Last year, surveying the much broader field of Republican candidates in what had already turned into a tawdry reality show by the time The Donald briefly entered the race on a “birther” platform, I predicted (privately and on Twitter) that even though there’s no way Obama, unmasked as a Nixonite conservative, could win the 2012 presidential election, the Republicans would find a way to lose it. As it turned out, they found several: Trump, the pizza man and his Sim City tax plan, the crazy lady, the debate reality show, Newt’s ego, Santorum’s sanctimony, the replacement of democracy with corporate fascism, tax cuts for the rich and tax war against the poor, and a relentless war not just on workers but women. The Gang Of Plunderers are certain that they are invincible because God and infinite wealth are on their side. The triumphalism of their 2010 victory has made them arrogant enough to make Ayn Rand look humble. Spitting on your constituents on behalf of your corporate owners is not a recipe for electoral victory.

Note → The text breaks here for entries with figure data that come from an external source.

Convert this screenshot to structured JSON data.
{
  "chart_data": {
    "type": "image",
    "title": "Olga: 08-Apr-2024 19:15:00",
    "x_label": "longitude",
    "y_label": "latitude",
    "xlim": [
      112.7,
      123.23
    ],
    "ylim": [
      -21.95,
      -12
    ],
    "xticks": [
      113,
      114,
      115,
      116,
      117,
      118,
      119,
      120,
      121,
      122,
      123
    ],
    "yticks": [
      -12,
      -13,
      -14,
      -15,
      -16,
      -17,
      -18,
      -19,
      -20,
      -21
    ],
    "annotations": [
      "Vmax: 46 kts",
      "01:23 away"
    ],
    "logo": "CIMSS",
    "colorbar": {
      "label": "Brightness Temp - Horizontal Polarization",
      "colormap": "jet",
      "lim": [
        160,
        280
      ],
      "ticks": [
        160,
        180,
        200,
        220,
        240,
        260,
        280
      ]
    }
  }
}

The primary-ending duel between Romney and Rick “the Preacher” Santorum made me realize another thing. Santorum, of course, lost. There are a lot of poor people in the Christian Right, and they voted for Santorum. If I were to bet money, I’d bet big money that the Christian Right will defect from the Rich Man’s Party and vote for the candidate of the party that claims them as its own, called by various names (here in Washington state, the Constitution Party; Independence Party elsewhere). It should be clear by now to the theocratic reactionaries that the GOP worship another god as the Supreme Being, not Jehovah but Mammon, god of money. Between liberal anticorporatism, religious conservative revulsion (and not just because he’s Mormon), and, well, just being a robot or reptoid masquerading as human, Romney looks to be even more the sure loser than fellow flipflopper John Kerry was in 2004. The Republicans are well on their way to losing.

His name is Willard Romney, Incorporated. Pass it on.